Dans le Peuple de Dieu, ce sont les laïcs qui ont le plus souffert de la totale privation de la communion eucharistique, surtout les jours du Jeudi Saint et de Pâques. On peut parler d’une très profonde et douloureuse blessure eucharistique que nous devons soigner et guérir avec beaucoup de charité. Pour cela, il n’y a qu’un remède: Donner à tous la Nourriture eucharistique, abondamment et fréquemment (si possible tous les jours). C’est là notre principale mission comme prêtres, selon les mots de sainte Thérèse de Lisieux: « Je sens en moi la vocation de prêtre ; avec quel amour, ô Jésus, je te porterais dans mes mains lorsque, à ma voix, tu descendrais du Ciel… Avec quel amour je te donnerais aux âmes! » (Ms B, 2v). Thérèse, si chère à notre Pape François, insistait beaucoup sur la familiarité avec Jésus dans l’Eucharistie.

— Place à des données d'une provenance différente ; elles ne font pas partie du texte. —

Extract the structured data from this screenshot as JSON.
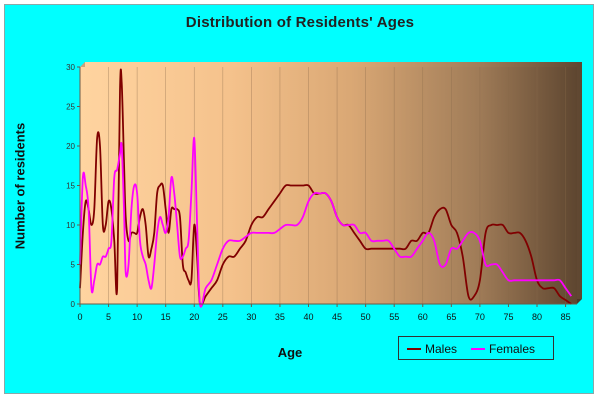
{
  "chart_data": {
    "type": "line",
    "title": "Distribution of Residents' Ages",
    "xlabel": "Age",
    "ylabel": "Number of residents",
    "xlim": [
      0,
      87
    ],
    "ylim": [
      0,
      30
    ],
    "xticks": [
      0,
      5,
      10,
      15,
      20,
      25,
      30,
      35,
      40,
      45,
      50,
      55,
      60,
      65,
      70,
      75,
      80,
      85
    ],
    "yticks": [
      0,
      5,
      10,
      15,
      20,
      25,
      30
    ],
    "grid": "vertical",
    "legend_position": "bottom-right",
    "series": [
      {
        "name": "Males",
        "color": "#800000",
        "points": [
          [
            0,
            2
          ],
          [
            0.5,
            9
          ],
          [
            1,
            13
          ],
          [
            1.5,
            12
          ],
          [
            2,
            10
          ],
          [
            2.5,
            12
          ],
          [
            3,
            21
          ],
          [
            3.5,
            20
          ],
          [
            4,
            10
          ],
          [
            4.5,
            10
          ],
          [
            5,
            13
          ],
          [
            5.5,
            12
          ],
          [
            6,
            8
          ],
          [
            6.5,
            2
          ],
          [
            7,
            27
          ],
          [
            7.3,
            28
          ],
          [
            7.7,
            18
          ],
          [
            8,
            11
          ],
          [
            8.5,
            8
          ],
          [
            9,
            9
          ],
          [
            9.5,
            9
          ],
          [
            10,
            9
          ],
          [
            10.5,
            11
          ],
          [
            11,
            12
          ],
          [
            11.5,
            10
          ],
          [
            12,
            6
          ],
          [
            12.5,
            7
          ],
          [
            13,
            9
          ],
          [
            13.5,
            14
          ],
          [
            14,
            15
          ],
          [
            14.5,
            15
          ],
          [
            15,
            12
          ],
          [
            15.5,
            9
          ],
          [
            16,
            12
          ],
          [
            16.5,
            12
          ],
          [
            17,
            12
          ],
          [
            17.5,
            11
          ],
          [
            18,
            5
          ],
          [
            18.5,
            4
          ],
          [
            19,
            3
          ],
          [
            19.5,
            3
          ],
          [
            20,
            10
          ],
          [
            20.5,
            6
          ],
          [
            21,
            0
          ],
          [
            22,
            1
          ],
          [
            23,
            2
          ],
          [
            24,
            3
          ],
          [
            25,
            5
          ],
          [
            26,
            6
          ],
          [
            27,
            6
          ],
          [
            28,
            7
          ],
          [
            29,
            8
          ],
          [
            30,
            10
          ],
          [
            31,
            11
          ],
          [
            32,
            11
          ],
          [
            33,
            12
          ],
          [
            34,
            13
          ],
          [
            35,
            14
          ],
          [
            36,
            15
          ],
          [
            37,
            15
          ],
          [
            38,
            15
          ],
          [
            39,
            15
          ],
          [
            40,
            15
          ],
          [
            41,
            14
          ],
          [
            42,
            14
          ],
          [
            43,
            14
          ],
          [
            44,
            13
          ],
          [
            45,
            11
          ],
          [
            46,
            10
          ],
          [
            47,
            10
          ],
          [
            48,
            9
          ],
          [
            49,
            8
          ],
          [
            50,
            7
          ],
          [
            51,
            7
          ],
          [
            52,
            7
          ],
          [
            53,
            7
          ],
          [
            54,
            7
          ],
          [
            55,
            7
          ],
          [
            56,
            7
          ],
          [
            57,
            7
          ],
          [
            58,
            8
          ],
          [
            59,
            8
          ],
          [
            60,
            9
          ],
          [
            61,
            9
          ],
          [
            62,
            11
          ],
          [
            63,
            12
          ],
          [
            64,
            12
          ],
          [
            65,
            10
          ],
          [
            66,
            9
          ],
          [
            67,
            6
          ],
          [
            68,
            1
          ],
          [
            69,
            1
          ],
          [
            70,
            3
          ],
          [
            71,
            9
          ],
          [
            72,
            10
          ],
          [
            73,
            10
          ],
          [
            74,
            10
          ],
          [
            75,
            9
          ],
          [
            76,
            9
          ],
          [
            77,
            9
          ],
          [
            78,
            8
          ],
          [
            79,
            6
          ],
          [
            80,
            3
          ],
          [
            81,
            2
          ],
          [
            82,
            2
          ],
          [
            83,
            2
          ],
          [
            84,
            1
          ],
          [
            85,
            0.5
          ],
          [
            86,
            0
          ]
        ]
      },
      {
        "name": "Females",
        "color": "#ff00ff",
        "points": [
          [
            0,
            5
          ],
          [
            0.5,
            16
          ],
          [
            1,
            15
          ],
          [
            1.5,
            12
          ],
          [
            2,
            2
          ],
          [
            2.5,
            3
          ],
          [
            3,
            5
          ],
          [
            3.5,
            5
          ],
          [
            4,
            6
          ],
          [
            4.5,
            6
          ],
          [
            5,
            7
          ],
          [
            5.5,
            8
          ],
          [
            6,
            16
          ],
          [
            6.5,
            17
          ],
          [
            7,
            19
          ],
          [
            7.3,
            20
          ],
          [
            7.7,
            12
          ],
          [
            8,
            4
          ],
          [
            8.5,
            5
          ],
          [
            9,
            12
          ],
          [
            9.5,
            15
          ],
          [
            10,
            14
          ],
          [
            10.5,
            8
          ],
          [
            11,
            6
          ],
          [
            11.5,
            5
          ],
          [
            12,
            3
          ],
          [
            12.5,
            2
          ],
          [
            13,
            5
          ],
          [
            13.5,
            9
          ],
          [
            14,
            11
          ],
          [
            14.5,
            10
          ],
          [
            15,
            9
          ],
          [
            15.5,
            11
          ],
          [
            16,
            16
          ],
          [
            16.5,
            14
          ],
          [
            17,
            10
          ],
          [
            17.5,
            6
          ],
          [
            18,
            6
          ],
          [
            18.5,
            7
          ],
          [
            19,
            8
          ],
          [
            19.5,
            14
          ],
          [
            20,
            21
          ],
          [
            20.5,
            10
          ],
          [
            21,
            0
          ],
          [
            22,
            2
          ],
          [
            23,
            3
          ],
          [
            24,
            5
          ],
          [
            25,
            7
          ],
          [
            26,
            8
          ],
          [
            27,
            8
          ],
          [
            28,
            8
          ],
          [
            29,
            8.5
          ],
          [
            30,
            9
          ],
          [
            31,
            9
          ],
          [
            32,
            9
          ],
          [
            33,
            9
          ],
          [
            34,
            9
          ],
          [
            35,
            9.5
          ],
          [
            36,
            10
          ],
          [
            37,
            10
          ],
          [
            38,
            10
          ],
          [
            39,
            11
          ],
          [
            40,
            13
          ],
          [
            41,
            14
          ],
          [
            42,
            14
          ],
          [
            43,
            14
          ],
          [
            44,
            13
          ],
          [
            45,
            11
          ],
          [
            46,
            10
          ],
          [
            47,
            10
          ],
          [
            48,
            10
          ],
          [
            49,
            9
          ],
          [
            50,
            9
          ],
          [
            51,
            8
          ],
          [
            52,
            8
          ],
          [
            53,
            8
          ],
          [
            54,
            8
          ],
          [
            55,
            7
          ],
          [
            56,
            6
          ],
          [
            57,
            6
          ],
          [
            58,
            6
          ],
          [
            59,
            7
          ],
          [
            60,
            8
          ],
          [
            61,
            9
          ],
          [
            62,
            8
          ],
          [
            63,
            5
          ],
          [
            64,
            5
          ],
          [
            65,
            7
          ],
          [
            66,
            7
          ],
          [
            67,
            8
          ],
          [
            68,
            9
          ],
          [
            69,
            9
          ],
          [
            70,
            8
          ],
          [
            71,
            5
          ],
          [
            72,
            5
          ],
          [
            73,
            5
          ],
          [
            74,
            4
          ],
          [
            75,
            3
          ],
          [
            76,
            3
          ],
          [
            77,
            3
          ],
          [
            78,
            3
          ],
          [
            79,
            3
          ],
          [
            80,
            3
          ],
          [
            81,
            3
          ],
          [
            82,
            3
          ],
          [
            83,
            3
          ],
          [
            84,
            3
          ],
          [
            85,
            2
          ],
          [
            86,
            1
          ]
        ]
      }
    ]
  }
}
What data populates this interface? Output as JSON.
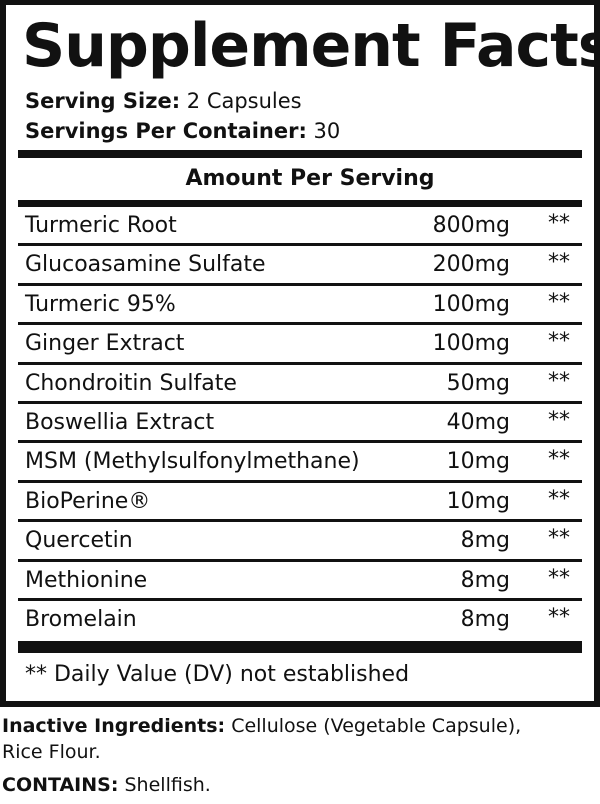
{
  "title": "Supplement Facts",
  "serving_size": {
    "label": "Serving Size:",
    "value": "2 Capsules"
  },
  "servings_per_container": {
    "label": "Servings Per Container:",
    "value": "30"
  },
  "amount_header": "Amount Per Serving",
  "ingredients": [
    {
      "name": "Turmeric Root",
      "amount": "800mg",
      "dv": "**"
    },
    {
      "name": "Glucoasamine Sulfate",
      "amount": "200mg",
      "dv": "**"
    },
    {
      "name": "Turmeric 95%",
      "amount": "100mg",
      "dv": "**"
    },
    {
      "name": "Ginger Extract",
      "amount": "100mg",
      "dv": "**"
    },
    {
      "name": "Chondroitin Sulfate",
      "amount": "50mg",
      "dv": "**"
    },
    {
      "name": "Boswellia Extract",
      "amount": "40mg",
      "dv": "**"
    },
    {
      "name": "MSM (Methylsulfonylmethane)",
      "amount": "10mg",
      "dv": "**"
    },
    {
      "name": "BioPerine®",
      "amount": "10mg",
      "dv": "**"
    },
    {
      "name": "Quercetin",
      "amount": "8mg",
      "dv": "**"
    },
    {
      "name": "Methionine",
      "amount": "8mg",
      "dv": "**"
    },
    {
      "name": "Bromelain",
      "amount": "8mg",
      "dv": "**"
    }
  ],
  "footnote": "** Daily Value (DV) not established",
  "inactive": {
    "label": "Inactive Ingredients:",
    "value": "Cellulose (Vegetable Capsule),",
    "value2": "Rice Flour."
  },
  "contains": {
    "label": "CONTAINS:",
    "value": "Shellfish."
  }
}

Dans la communion ecclésiale et dans un dialogue confiant et ouvert entre les évêques, les prêtres et les laïcs, il faut chercher, explorer et aussi inventer toutes les voies possibles pour donner Jésus Eucharistie à tous, aussi en dehors de la célébration de la Messe et des lieux de culte, comme on le fait pour les malades. Car maintenant tous les laïcs sont malades, souffrant et mourant de la faim du Pain eucharistique. Dans les églises de Rome les prêtres donnent volontiers la communion à tous les fidèles qui la demandent, mais ailleurs c’est souvent interdit.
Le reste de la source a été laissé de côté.